I gave a start, and my eyes grew wide as I looked to the lower half of the angel's body. This was one thing the scholar was right about. With the blurry quality of the photograph I hadn't noticed before, but now that I looked for it, it was obvious. The angel's legs fused into a stone boulder, the two becoming one. She was trapped by her own body.

It was exactly what was happening to Dorian.

My phone buzzed, startling me out of the disturbing implications of this new information. A text message from Brixton popped up on my phone, saying there was an emergency and I had to get back right away.

What emergency?
I texted back.

He didn't reply. I called him. He hated talking on the phone, so I didn't expect him to answer. But he did.

“Zoe! He's here!”

“Who's
where
?”

“Get over to your house.”

“Who—”

“It's the magician! I knew I was right. He's an alchemist—and he's right here—”

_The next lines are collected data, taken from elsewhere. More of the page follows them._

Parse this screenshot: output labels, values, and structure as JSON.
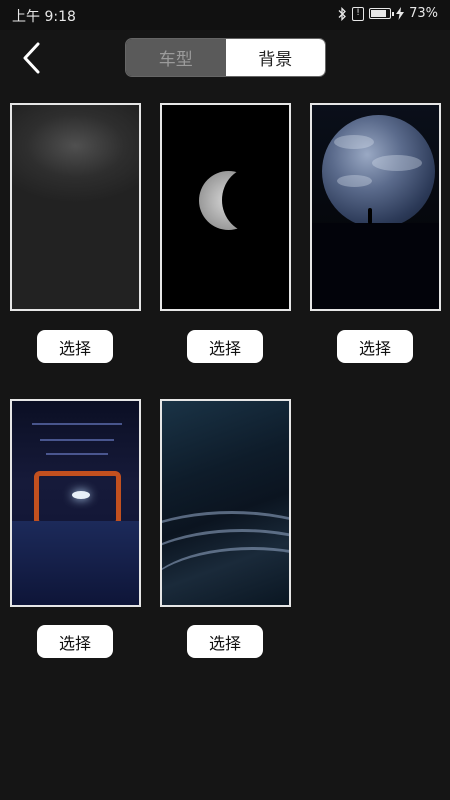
{
  "status_bar": {
    "time": "上午 9:18",
    "sim_label": "!",
    "battery_percent": "73%",
    "battery_level": 0.73,
    "icons": [
      "bluetooth-icon",
      "sim-icon",
      "battery-icon",
      "charging-icon"
    ]
  },
  "header": {
    "back_icon": "chevron-left-icon",
    "tabs": [
      {
        "label": "车型",
        "active": false
      },
      {
        "label": "背景",
        "active": true
      }
    ]
  },
  "backgrounds": [
    {
      "name": "gray-gradient",
      "button": "选择"
    },
    {
      "name": "moon",
      "button": "选择"
    },
    {
      "name": "earth",
      "button": "选择"
    },
    {
      "name": "tunnel",
      "button": "选择"
    },
    {
      "name": "planet-rings",
      "button": "选择"
    }
  ],
  "colors": {
    "page_bg": "#151515",
    "tab_active_bg": "#ffffff",
    "tab_inactive_bg": "#5a5a5a",
    "card_border": "#e6e6e6"
  }
}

“He came to see me?” How would he know where I lived? And more importantly,
why
would he seek me out?

“No. He's a
criminal,
Zoe. He's—”

My blood went cold. “Brix, if he's breaking into the house”—the line went dead—“call the police,” I said to dead air.

I tried to calm my breathing. One day that boy was going to cry wolf one too many times … But I'd never forgive myself if this was something real. I'd given Brixton a key to my house when he'd stayed with me for a few days. He rarely used it after that, but what if he was at the house and the magician-alchemist was trying to get inside? All I knew was that Peter Silverman was a criminal of some kind. And a kid wasn't going to stop him.